Posted by Matt Purdue

So what to do with GM and friends? Fascinating story in the New York Times hints at how GM and other automakers are
failing at the public relations game as they beg and plead for a bailout from the federal government (e.g. taxpayers).
Michelle Maynard notes that op/ed writers, lawmakers and the public in general are blaming automakers for their own troubles. And in that very American tradition, we’re telling the auto industry to take its lumps and pull itself up by its bootstraps. After all, the automakers have for years been fighting higher fuel efficiency standards, insisting on making gas-thirsty trucks and SUVs in a world faced with volatile fuel prices and a global-warming crisis. And many American cars have slipped in the reliability ratings behind even South Korean models from the likes of Hyundai and Kia.

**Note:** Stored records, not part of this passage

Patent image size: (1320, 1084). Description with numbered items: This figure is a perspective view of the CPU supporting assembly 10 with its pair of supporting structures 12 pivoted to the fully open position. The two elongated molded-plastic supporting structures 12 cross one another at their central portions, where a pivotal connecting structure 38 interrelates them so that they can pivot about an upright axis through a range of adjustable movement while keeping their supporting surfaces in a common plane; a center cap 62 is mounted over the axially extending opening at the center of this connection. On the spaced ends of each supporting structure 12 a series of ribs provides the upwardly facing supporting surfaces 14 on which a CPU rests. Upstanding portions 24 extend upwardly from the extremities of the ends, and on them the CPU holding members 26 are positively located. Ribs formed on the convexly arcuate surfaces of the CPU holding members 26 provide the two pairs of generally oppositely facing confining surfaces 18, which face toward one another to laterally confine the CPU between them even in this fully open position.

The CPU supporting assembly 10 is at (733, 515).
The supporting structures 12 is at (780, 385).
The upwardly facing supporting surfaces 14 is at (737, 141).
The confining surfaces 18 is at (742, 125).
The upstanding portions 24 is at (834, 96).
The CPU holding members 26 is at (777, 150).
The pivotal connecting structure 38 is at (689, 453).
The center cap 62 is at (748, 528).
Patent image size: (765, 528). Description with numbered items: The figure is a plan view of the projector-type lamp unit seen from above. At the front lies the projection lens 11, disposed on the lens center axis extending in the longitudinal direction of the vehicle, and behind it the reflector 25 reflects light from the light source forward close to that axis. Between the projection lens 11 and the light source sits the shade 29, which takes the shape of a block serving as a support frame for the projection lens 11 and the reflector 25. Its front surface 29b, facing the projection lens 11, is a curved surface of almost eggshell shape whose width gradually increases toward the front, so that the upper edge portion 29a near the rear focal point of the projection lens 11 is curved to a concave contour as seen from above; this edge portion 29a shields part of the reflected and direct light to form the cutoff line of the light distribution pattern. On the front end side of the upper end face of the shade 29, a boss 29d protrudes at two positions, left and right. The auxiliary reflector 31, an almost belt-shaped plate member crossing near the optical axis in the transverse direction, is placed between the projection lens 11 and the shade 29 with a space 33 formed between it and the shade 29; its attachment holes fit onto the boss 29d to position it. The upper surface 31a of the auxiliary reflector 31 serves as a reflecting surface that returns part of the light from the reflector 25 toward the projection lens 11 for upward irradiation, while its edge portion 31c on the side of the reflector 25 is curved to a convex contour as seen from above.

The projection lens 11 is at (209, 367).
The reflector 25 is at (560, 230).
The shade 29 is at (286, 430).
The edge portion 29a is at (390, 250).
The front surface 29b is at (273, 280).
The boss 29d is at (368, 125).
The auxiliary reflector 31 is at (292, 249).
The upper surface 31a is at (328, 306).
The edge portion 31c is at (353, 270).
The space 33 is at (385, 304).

But what’s really going on here? Bottom line is that we Americans have a love affair with gas-guzzlers. For years, Ford’s F-150 pickup and its chief competitor, Chevy’s Silverado, were America’s best-selling vehicles. Now get this: falling gas prices have spurred so much demand for SUVs that workers at GMs plant in Texas who assemble behemoths like the Cadillac Escalade are expected to be on
overtime for the rest of the year turning out these monsters. This is 2008. How much more evidence do stupid Americans need that the actions of their gas-pedal foot correlate directly with rising temperatures, volatile weather, melting icecaps and drowning polar bears? And, really, who is an auto company CEO to stop them from driving a Cadillac Escalade (12 miles per gallon in the city)?